Brunori Sas, «L’albero delle noci» 6,5 Sicuramente l’artista più atteso e il più acclamato tra gli autori contemporanei della canzone italiana. Qualcosa succederà, sicuramente non vincerà il Festival ma qualche premio della critica lo porterà a casa. Testo degno di attenzione, così come tutto il resto.

Serena Brancale, «Anema e core» 4 30 canzoni sono troppe e si poteva selezionare di più per valorizzare e concentrare l’attenzione sui brani più meritevoli. Questo reggaeton dal titolo ormai fin troppo sfruttato non aggiunge niente al Festival.

Irama, «Lentamente» 3.5 Ballatona banale e piena di frasi ad effetto in salsa urban. Irama sembra voler ripetere la stessa canzone del suo esordio sanremese di qualche anno fa. Voce in primo piano e tanti piagnistei. Contribuisce a tutto ciò anche Blanco. Se ne poteva fare a meno.

Marcella Bella, «Pelle di diamante» 3 La fabbrica di plastica che continua a riproporre artisti della vecchia guardia in formato 2.0 replicando i casi Ricchi e Poveri, Cugini di campagna, Orietta Berti ecc.. non si ferma più e ogni anno è la stessa storia. Anche se in questo caso si cerca di cavalcare temi d’interesse, manca la necessaria sensibilità. A tratti sembra un brano della Bertè di oggi.

Achille Lauro, «Incoscienti giovani» 4 Sembra Tananai ma è Achille Lauro. Ballatona per giovani allo stadio. Tutto ben curato ma manca la sostanza, il cuore, l’ispirazione.

Elodie, «Dimenticarsi alle 7» 4 Sonorità anni 70, tutto da ballare, pop confezionato bello senz’anima.

Tony Effe, «Damme ’na mano» 3 Come nelle previsioni Tony Effe cerca di spiazzare per far dimenticare le polemiche degli ultimi mesi. Si presenta delicato e innamorato della sua città, Roma. Tutto come da programma. La canzone non punge e non scioglie.

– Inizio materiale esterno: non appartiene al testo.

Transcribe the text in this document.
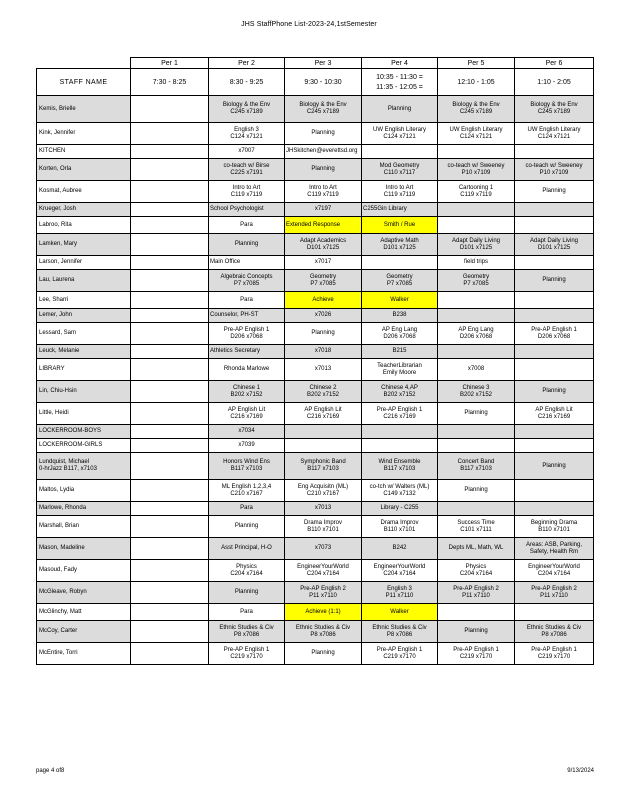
JHS StaffPhone List-2023-24,1stSemester
	Per 1	Per 2	Per 3	Per 4	Per 5	Per 6	
STAFF NAME	7:30 - 8:25	8:30 - 9:25	9:30 - 10:30	10:35 - 11:30 =
11:35 - 12:05 =	12:10 - 1:05	1:10 - 2:05	

Kemis, Brielle		Biology & the Env
C245 x7189	Biology & the Env
C245 x7189	Planning	Biology & the Env
C245 x7189	Biology & the Env
C245 x7189

Kink, Jennifer		English 3
C124 x7121	Planning	UW English Literary
C124 x7121	UW English Literary
C124 x7121	UW English Literary
C124 x7121

KITCHEN		x7007	JHSkitchen@everettsd.org				

Korten, Orla		co-teach w/ Birse
C225 x7191	Planning	Mod Geometry
C110 x7117	co-teach w/ Sweeney
P10 x7109	co-teach w/ Sweeney
P10 x7109

Kosmat, Aubree		Intro to Art
C119 x7119	Intro to Art
C119 x7119	Intro to Art
C119 x7119	Cartooning 1
C119 x7119	Planning

Krueger, Josh		School Psychologist	x7197	C255Gin Library			

Labroo, Rita		Para	Extended Response	Smith / Rue			

Lamken, Mary		Planning	Adapt Academics
D101 x7125	Adaptive Math
D101 x7125	Adapt Daily Living
D101 x7125	Adapt Daily Living
D101 x7125

Larson, Jennifer		Main Office	x7017		field trips		

Lau, Laurena		Algebraic Concepts
P7 x7085	Geometry
P7 x7085	Geometry
P7 x7085	Geometry
P7 x7085	Planning

Lee, Sharri		Para	Achieve	Walker			

Lemer, John		Counselor, PH-ST	x7026	B238			

Lessard, Sam		Pre-AP English 1
D206 x7068	Planning	AP Eng Lang
D206 x7068	AP Eng Lang
D206 x7068	Pre-AP English 1
D206 x7068

Leuck, Melanie		Athletics Secretary	x7018	B215			

LIBRARY		Rhonda Marlowe	x7013	TeacherLibrarian
Emily Moore	x7008		

Lin, Chiu-Hsin		Chinese 1
B202 x7152	Chinese 2
B202 x7152	Chinese 4,AP
B202 x7152	Chinese 3
B202 x7152	Planning	

Little, Heidi		AP English Lit
C216 x7169	AP English Lit
C216 x7169	Pre-AP English 1
C216 x7169	Planning	AP English Lit
C216 x7169

LOCKERROOM-BOYS		x7034					

LOCKERROOM-GIRLS		x7039					

Lundquist, Michael
0-hrJazz B117, x7103		Honors Wind Ens
B117 x7103	Symphonic Band
B117 x7103	Wind Ensemble
B117 x7103	Concert Band
B117 x7103	Planning	

Maltos, Lydia		ML English 1,2,3,4
C210 x7167	Eng Acquisitn (ML)
C210 x7167	co-tch w/ Walters (ML)
C149 x7132	Planning		

Marlowe, Rhonda		Para	x7013	Library - C255			

Marshall, Brian		Planning	Drama Improv
B110 x7101	Drama Improv
B110 x7101	Success Time
C101 x7111	Beginning Drama
B110 x7101

Mason, Madeline		Asst Principal, H-O	x7073	B242	Depts ML, Math, WL	Areas: ASB, Parking,
Safety, Health Rm

Masoud, Fady		Physics
C204 x7164	EngineerYourWorld
C204 x7164	EngineerYourWorld
C204 x7164	Physics
C204 x7164	EngineerYourWorld
C204 x7164

McGleave, Robyn		Planning	Pre-AP English 2
P11 x7110	English 3
P11 x7110	Pre-AP English 2
P11 x7110	Pre-AP English 2
P11 x7110

McGlinchy, Matt		Para	Achieve (1:1)	Walker			

McCoy, Carter		Ethnic Studies & Civ
P8 x7086	Ethnic Studies & Civ
P8 x7086	Ethnic Studies & Civ
P8 x7086	Planning	Ethnic Studies & Civ
P8 x7086

McEntire, Torri		Pre-AP English 1
C219 x7170	Planning	Pre-AP English 1
C219 x7170	Pre-AP English 1
C219 x7170	Pre-AP English 1
C219 x7170

page 4 of8	9/13/2024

Roma ha avuto ben altre dediche.

Massimo Ranieri, «Tra le mani un cuore» 6 Nonostante le due firme illustri della musica leggera italiana (Tiziano Ferro e Nek) per un grande della musica, della tv, e del teatro come Ranieri; ne esce fuori una ballata buona, sicuramente non memorabile, ma dal ritornello fortunato che rimane in testa e nel cuore.

Sarah Toscano, «Amarcord» 6+ Passato e presente si intrecciano così perfettamente che nemmeno il vento del testo riuscirà a scioglierli. Sarah esordisce a Sanremo dopo un anno incredibile e la vittoria ad Amici. Lo fa a modo suo, con un tocco che ha sempre un sapore che viene dal passato ma che rappresenta sotto svariati aspetti il presente e probabilmente anche il futuro del pop italiano.

Fedez, «Battito» 3 Tutto già sentito e risentito. Testo farmacologico claustrofobico. Si cerca di colpire l’interesse della gente a tutti i costi ma il gioco comincia a stancare. Musicalmente irrilevante.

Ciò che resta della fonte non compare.